Guadeloupe is one of my fave Caribbean islands, there’s no denying it. Brightly coloured buildings, a relaxed but carnivalesque vibe, and some of the most glorious beaches I’ve ever laid eyes on; it’s frankly just downright marvellous. There are GOOD TIMES to be had here! I visited St Anne on my last day in Guadeloupe, after three months docking regularly there, and although it was one of the more developed places we visited on the French Caribbean island (ie, resort central station, please mind the gap), this made a great day trip from Pointe-a-Pitre, allowing us to chill out and appreciate the Caribbean lifestyle in a truly relaxed and peaceful fashion.
Rain, rain and hurricanes
We set off in a taxi from Pointe-a-Pitre port, loving life and very much excited for what the day had to bring. Goats and chickens wandered up and down the roads, thick forests of palm trees swayed in the breeze, and the peeling roadside billboards announced their slogans pretty much exclusively in French, because, you know. We were technically in French territory after all.The music from the radio was rolling- naturally a collection of bachata classics from the taxi driver- and we were completely filled with optimism about the day ahead. Nothing could bring us down!!
Except it did, because the next thing you know, the heavens had opened and seemed to not be willing to chill out any time in the foreseeable future. That’s the thing about the Caribbean in general. Rain is very much to be expected. At least when I was there, from February to May.
The rain stuck around in a torrential fashion right up until approximately four and a half minutes before our ETA in St Anne. BRILLIANT TIMING, THE NATURAL ELEMENTS!! The taxi driver drove us along a bumpy back road as the sun began to blast back out from behind a cloud in triumph; under fallen trees and electricity pylons sticking out at a 45° angle, wires hanging slack like the strings of broken spider webs. Although it had been months since the most recent hurricane had swept through the Caribbean, parts of Guadeloupe still showed the signs of the its pathway.
A classic Caribbean situation
Clambering out of the taxi with ultimate joy that the sunshine was back, we headed past empty huts holding the empty husks of coconuts for the beach a little further along the shore than the main town of St Anne- Plage Caravelle, which some say is the best beach in Guadeloupe. The sea was a vivid turquoise colour with a glorious strip of white sand; although one patch of ocean closest to our entrance appeared to be carpeted with tonnes and tonnes of thick ribbony seaweed. This didn’t seem like the kind of water you’d gladly jump into, that’s for sure. There had recently been choppy waters around the area, which had led to the congregation of all this floating seaweed right by the beach, and the odd pelican paddled on through it in the sunshine.

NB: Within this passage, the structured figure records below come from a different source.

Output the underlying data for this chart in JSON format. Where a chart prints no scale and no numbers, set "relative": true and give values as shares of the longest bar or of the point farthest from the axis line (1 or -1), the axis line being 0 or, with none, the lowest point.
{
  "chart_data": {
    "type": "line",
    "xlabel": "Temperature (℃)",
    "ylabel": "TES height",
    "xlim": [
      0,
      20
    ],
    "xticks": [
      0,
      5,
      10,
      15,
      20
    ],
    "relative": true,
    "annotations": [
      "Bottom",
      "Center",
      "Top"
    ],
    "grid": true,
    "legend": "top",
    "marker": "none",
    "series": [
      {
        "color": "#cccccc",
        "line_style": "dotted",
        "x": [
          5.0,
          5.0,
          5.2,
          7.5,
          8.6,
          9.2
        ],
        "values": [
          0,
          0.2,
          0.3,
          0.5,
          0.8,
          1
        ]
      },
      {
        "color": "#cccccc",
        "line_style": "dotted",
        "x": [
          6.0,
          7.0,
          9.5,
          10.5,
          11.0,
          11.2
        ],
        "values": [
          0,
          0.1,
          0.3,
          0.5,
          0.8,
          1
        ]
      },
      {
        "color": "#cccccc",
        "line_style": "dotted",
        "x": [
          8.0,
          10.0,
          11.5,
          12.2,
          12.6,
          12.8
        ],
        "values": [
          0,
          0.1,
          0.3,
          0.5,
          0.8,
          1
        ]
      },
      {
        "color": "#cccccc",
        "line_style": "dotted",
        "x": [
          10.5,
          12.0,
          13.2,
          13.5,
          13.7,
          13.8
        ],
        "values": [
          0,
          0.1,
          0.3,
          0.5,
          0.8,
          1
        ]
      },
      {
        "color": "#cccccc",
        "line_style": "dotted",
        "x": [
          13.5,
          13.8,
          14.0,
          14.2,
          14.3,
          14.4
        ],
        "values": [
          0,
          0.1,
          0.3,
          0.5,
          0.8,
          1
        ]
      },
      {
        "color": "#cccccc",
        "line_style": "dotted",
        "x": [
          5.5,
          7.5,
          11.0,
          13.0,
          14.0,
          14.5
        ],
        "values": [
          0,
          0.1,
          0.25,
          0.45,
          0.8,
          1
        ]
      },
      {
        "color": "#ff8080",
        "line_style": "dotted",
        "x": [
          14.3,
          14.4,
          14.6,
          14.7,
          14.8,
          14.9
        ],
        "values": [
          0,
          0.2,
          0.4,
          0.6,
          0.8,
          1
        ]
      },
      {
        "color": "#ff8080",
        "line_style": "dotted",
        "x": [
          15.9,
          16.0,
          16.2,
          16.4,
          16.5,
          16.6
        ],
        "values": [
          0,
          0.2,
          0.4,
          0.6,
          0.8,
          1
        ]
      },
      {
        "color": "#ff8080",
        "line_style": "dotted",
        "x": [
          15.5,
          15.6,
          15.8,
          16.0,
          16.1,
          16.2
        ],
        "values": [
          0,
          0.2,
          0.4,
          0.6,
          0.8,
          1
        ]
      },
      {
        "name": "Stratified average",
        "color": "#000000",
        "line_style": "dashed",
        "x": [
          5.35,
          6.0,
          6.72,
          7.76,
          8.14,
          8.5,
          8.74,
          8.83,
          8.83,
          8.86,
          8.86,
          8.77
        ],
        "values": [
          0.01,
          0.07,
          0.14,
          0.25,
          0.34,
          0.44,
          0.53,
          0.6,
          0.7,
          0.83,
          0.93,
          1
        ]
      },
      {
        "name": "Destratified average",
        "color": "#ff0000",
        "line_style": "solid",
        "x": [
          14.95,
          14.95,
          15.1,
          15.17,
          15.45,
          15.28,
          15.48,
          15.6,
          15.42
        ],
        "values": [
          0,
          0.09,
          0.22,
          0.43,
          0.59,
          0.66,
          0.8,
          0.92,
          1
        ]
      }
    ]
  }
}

Related: A Magical Island in Guadeloupe
We kept going, to where huts hired out beach equipment and the odd very slick-looking beach bar offered all the tropical cocktails to people staying in the resorts. This beach was far more developed than the ones I’d been used to visiting; even in places like Antigua- land of 365 beaches, and resorts galore- I’d still found a fair few restaurants where the locals eat. But Plage Caravelle was a much glossier affair. Beautiful- but 100% glossier. This is really a place to relax, not explore. A Club Med resort sits at the furthest end, although anyone is still welcome to wander up and down the shore here and it wasn’t crowded at all.
Palm trees provided shade for beach goers, and climbing material for iguanas. I’ll be honest here pals, there’s something about iguanas that I find altogether a little bit unnerving. It’s the way they look at you, as if they could attack at any time, or at the very least silently scrutinising your every move. But I’m still pretty fascinated by them. These Guadeloupian beach guys were a pretty turquoise colour in coordination with the sea, and they seemed to just blend in very easy amongst the sunbathing people.
The rain returns
The sea was the perfect temperature and is crystal clear, although even on a calm day the current was fairly strong and we quickly got pulled further along the shoreline if we swam too far out. Sunbathing, relaxing and swimming is what this beach is perfect for, and if you’re in need of a chill out day then look no further my friends. As we drove away from the beach at the end of the day, the clouds rolled back over and the rain began to fall again; what a beaut window of opportunity and a stroke of sheer luck we had!
And what a little gem Sainte-Anne is.
- Hurricane season in Guadeloupe normally runs from roughly June/July to November.
- It’s possible to get a taxi from Pointe-a-Pitre cruise terminal without booking ahead; they wait at the port all the while that ships are docked there.
- Journey time from Pointe-a-Pitre to Sainte Anne is roughly 20 mins to half an hour, dependent on traffic. It cost us around €5 each for a taxi of 6 people.
- It is possible to get local buses in Guadeloupe, however as our time was restricted and they don’t run on a strict schedule, we felt like a taxi would be a safer bet.